Bir diğer neden ise Ekim 2003'de Sırplarla Arnavutlar arasında başlayan görüşmelerin Ekim 2004'de Kosova'da yapılacak olan seçimlerde Arnavut tarafına oy kaybettirecek bir şekilde gelişmeye başlamasıdır. Arnavut halk Sırplarla görüşmenin taviz anlamına geleceğini düşündüğü için görüşmeleri sürdüren Arnavut politik güçler seçimleri kaybedeceklerini düşünmeye başlamışlardır.Ancak görüşmelerden gerekçesiz çekilmek Arnavutları BM karşısında olağanüstü zor duruma sürükleyeceği için Arnavutlar ciddi bir gerekçe ile görüşmelerden çekilmeyi arzu etmekteydiler.

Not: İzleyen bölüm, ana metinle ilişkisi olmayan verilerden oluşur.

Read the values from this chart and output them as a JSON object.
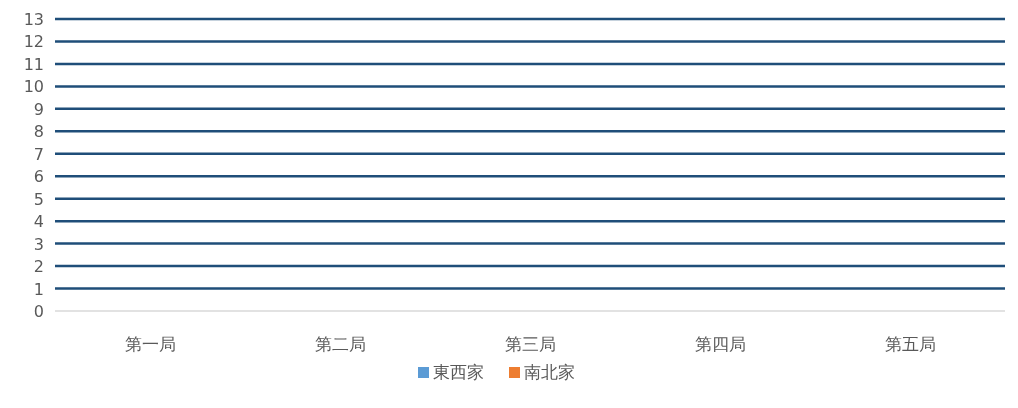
{
  "chart_data": {
    "type": "bar",
    "categories": [
      "第一局",
      "第二局",
      "第三局",
      "第四局",
      "第五局"
    ],
    "series": [
      {
        "name": "東西家",
        "color": "#5b9bd5",
        "values": [
          null,
          null,
          null,
          null,
          null
        ]
      },
      {
        "name": "南北家",
        "color": "#ed7d31",
        "values": [
          null,
          null,
          null,
          null,
          null
        ]
      }
    ],
    "ylim": [
      0,
      13
    ],
    "yticks": [
      0,
      1,
      2,
      3,
      4,
      5,
      6,
      7,
      8,
      9,
      10,
      11,
      12,
      13
    ],
    "grid": "y",
    "legend": "bottom"
  }
}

Ayrıca 1991'den bu yana şiddet etnik gruplara uluslar arası düzeyde daha sağlam bir temsil ve etkinlik sağlamaya başlamıştır. Arnavutlarda bunun en çok farkına varan grupların başında gelmektedirler. Arnavut milliyetçileri, Arnavutluk, Kosova ve Makedonya'nın Arnavutların yaşadığı bölümünü kapsayan büyük Arnavutluk rüyasından vazgeçmedikleri için Balkanlarda 2000'li yılların ilk on yılı Arnavut sorunu ile geçecektir. Çünkü, Arnavutlar silah kullanarak uluslar arası toplumun dikkatini çektiklerini ve ilerleme kaydettiklerini gördükleri gibi uluslar arası toplumun silah kullanarak olayları yatıştırmak konusunda ciddi bir kararlılık göstermediği, küreselleşmenin gelişmekte olan milli devletlere değil de etnik gruplara avantaj sağladığının farkına varmışlardır.

Esasen Birinci Dünya Savaşı sonrasında Balkanlarda oluşan ve İkinci Dünya Savaşı sonrasında iki kutuplu dünya düzeni çerçevesinde sağlamlaşan Balkan sınırlarının istikrara kavuşması nasıl zaman almış ise 1990 sonrasında oluşturulmaya çalışılan sınırların istikrara kavuşması da önümüzdeki 10-20 yıllık süre içinde gerçekleşecektir.